GEAPRESS – Non è esattamente eroina, così come è stato scritto, ma pur sempre un derivato dell’oppio. Grazie alla buprenorfina, i delfinari svizzeri sono ormai avviati alla chiusura. Il parlamento svizzero, infatti, già nello scorso marzo (vedi articolo GeaPress) aveva disposto il divieto di importazione per di tali animali. Il tutto faceva seguito alla morte di due cetacei detenuti nel delfinario di Connyland, nei pressi di Lipperswill.

Più o meno in quella stessa data, si era inoltre saputo di un altro preoccupante dato valido, questa volta, per i paesi della UE. Buona parte delle strutture della cattività acquatica, disattendono i dettami di una vecchia Direttiva voluta nel 1999 dalle stesse organizzazioni di zoo e delfinari. Forse, impauriti dalla montante protesta contro la reclusione a vita dei loro animali, avevano contribuito alla stesura della cosiddetta Direttiva zoo, valida anche per i delfinari.

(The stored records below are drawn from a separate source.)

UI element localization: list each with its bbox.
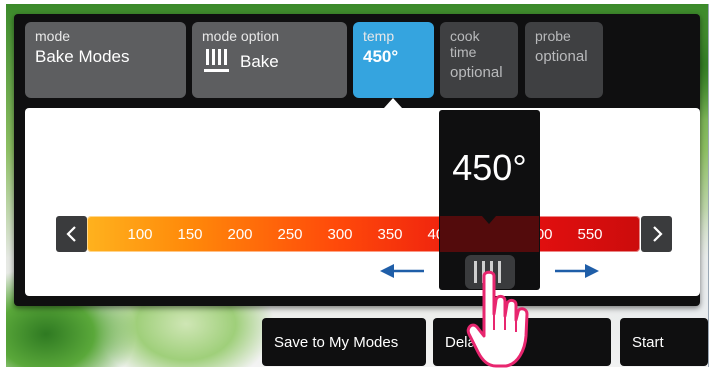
scale-tick-label: 200	[227, 226, 253, 243]
save-to-my-modes-button[interactable]: Save to My Modes	[262, 318, 426, 366]
scale-tick-label: 150	[177, 226, 203, 243]
touch-hand-icon	[466, 270, 529, 368]
scale-tick-label: 550	[577, 226, 603, 243]
tab-cook-time[interactable]: cook time optional	[440, 22, 518, 98]
scale-tick-label: 250	[277, 226, 303, 243]
start-button[interactable]: Start	[620, 318, 708, 366]
tab-temp-caption: temp	[363, 28, 395, 44]
start-label: Start	[632, 333, 664, 351]
active-tab-pointer	[384, 98, 402, 108]
chevron-left-icon	[65, 226, 76, 242]
selected-temperature: 450°	[452, 147, 527, 188]
tab-mode[interactable]: mode Bake Modes	[25, 22, 186, 98]
arrow-left-icon	[380, 264, 424, 278]
bake-element-icon	[204, 49, 229, 72]
tab-mode-option-value: Bake	[240, 52, 279, 71]
tab-mode-caption: mode	[35, 28, 71, 44]
scale-next-button[interactable]	[641, 216, 672, 252]
tab-mode-value: Bake Modes	[35, 47, 130, 66]
selector-pointer	[482, 216, 496, 224]
scale-tick-label: 350	[377, 226, 403, 243]
chevron-right-icon	[652, 226, 663, 242]
tab-mode-option-caption: mode option	[202, 28, 280, 44]
tab-mode-option[interactable]: mode option Bake	[192, 22, 347, 98]
scale-prev-button[interactable]	[56, 216, 87, 252]
tab-probe-caption: probe	[535, 28, 571, 44]
scale-tick-label: 300	[327, 226, 353, 243]
scale-tick-label: 100	[127, 226, 153, 243]
save-to-my-modes-label: Save to My Modes	[274, 333, 399, 351]
tab-cook-time-value: optional	[450, 64, 503, 81]
tab-mode-option-value-row: Bake	[202, 47, 337, 73]
tab-cook-time-caption: cook time	[450, 28, 480, 60]
tab-temp-value: 450°	[363, 47, 399, 66]
tab-probe[interactable]: probe optional	[525, 22, 603, 98]
tab-temp[interactable]: temp 450°	[353, 22, 434, 98]
arrow-right-icon	[555, 264, 599, 278]
tab-probe-value: optional	[535, 48, 588, 65]
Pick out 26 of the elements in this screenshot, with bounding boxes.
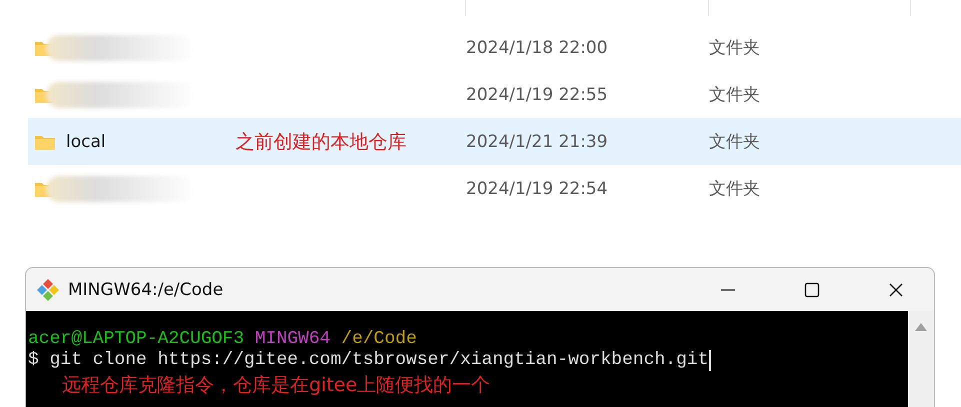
folder-row[interactable]: 2024/1/19 22:55 文件夹 xyxy=(28,71,961,118)
file-type: 文件夹 xyxy=(709,178,761,200)
command-line: $ git clone https://gitee.com/tsbrowser/xiangtian-workbench.git xyxy=(28,350,711,371)
close-icon xyxy=(888,282,904,298)
folder-row[interactable]: 2024/1/19 22:54 文件夹 xyxy=(28,165,961,212)
file-name: local xyxy=(66,132,106,152)
file-type: 文件夹 xyxy=(709,37,761,59)
date-modified: 2024/1/19 22:55 xyxy=(466,84,609,104)
folder-row[interactable]: 2024/1/18 22:00 文件夹 xyxy=(28,24,961,71)
annotation: 之前创建的本地仓库 xyxy=(236,130,407,154)
maximize-icon xyxy=(804,282,820,298)
scroll-up-icon[interactable] xyxy=(915,323,927,331)
annotation: 远程仓库克隆指令，仓库是在gitee上随便找的一个 xyxy=(61,373,492,396)
folder-row[interactable]: local 之前创建的本地仓库 2024/1/21 21:39 文件夹 xyxy=(28,118,961,165)
file-type: 文件夹 xyxy=(709,131,761,153)
prompt-text: /e/Code xyxy=(341,329,417,350)
prompt-text: acer@LAPTOP-A2CUGOF3 xyxy=(28,329,244,350)
minimize-icon xyxy=(720,288,736,290)
diamond-logo-icon xyxy=(36,278,60,302)
scrollbar[interactable] xyxy=(908,311,934,407)
date-modified: 2024/1/18 22:00 xyxy=(466,38,609,58)
date-modified: 2024/1/21 21:39 xyxy=(466,132,609,152)
date-modified: 2024/1/19 22:54 xyxy=(466,178,609,198)
file-type: 文件夹 xyxy=(709,84,761,106)
prompt-text: MINGW64 xyxy=(254,329,330,350)
window-title: MINGW64:/e/Code xyxy=(68,280,224,300)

E’ proprio di queste ore il referto dell’esame tossicologico compiuto sui corpi dei due delfini deceduti a Connyland. Nelle urine vi è la presenza di buprenorfina, ovvero un derivato della tebaina, una molecola sintetizzata dall’oppio. La buprenorfina ha in realtà una funzione analgesica. Noto, inoltre, il suo uso alternativo al metadone, l’oppiaceo sintetico utilizzato nelle terapie contro la dipendenza dagli stupefacenti.

Qualcuno, durante una delle incredibili feste organizzate nei delfinari, deve essere riuscito a spargere il potente agente fino a provocarne l’assunzione nei delfini. Non è chiaro come questo possa essere avvenuto. Di certo i due animali morirono dopo tremenda agonia. Rimasero disorientati a mezz’acqua, schiumando dalla bocca e con la lingua penzoloni. Poi le difficoltà respiratorie e la morte.

I parlamentari svizzeri, ascoltando la protesta dei loro concittadini, votarono poi una legge che, nel primo passaggio parlamentare presso il Consiglio Nazionale, prevedeva la chiusura immediata di tali strutture. Al Consiglio degli Stati è prevalso invece il solo divieto di importazione. Ad ogni modo, dopo Norvegia, Inghilterra, Lussemburgo e Cipro, anche la Svizzera ha detto no.

Sembra che la morte dei due delfini sia sopraggiunta dopo che nel delfinario svizzero era stato organizzato un rave party. Gli esami tossicologici sono stati compiuti nei laboratori di San Gallo. Secondo il direttore dello zoo, i due delfini potrebbero essere stati avvelenati.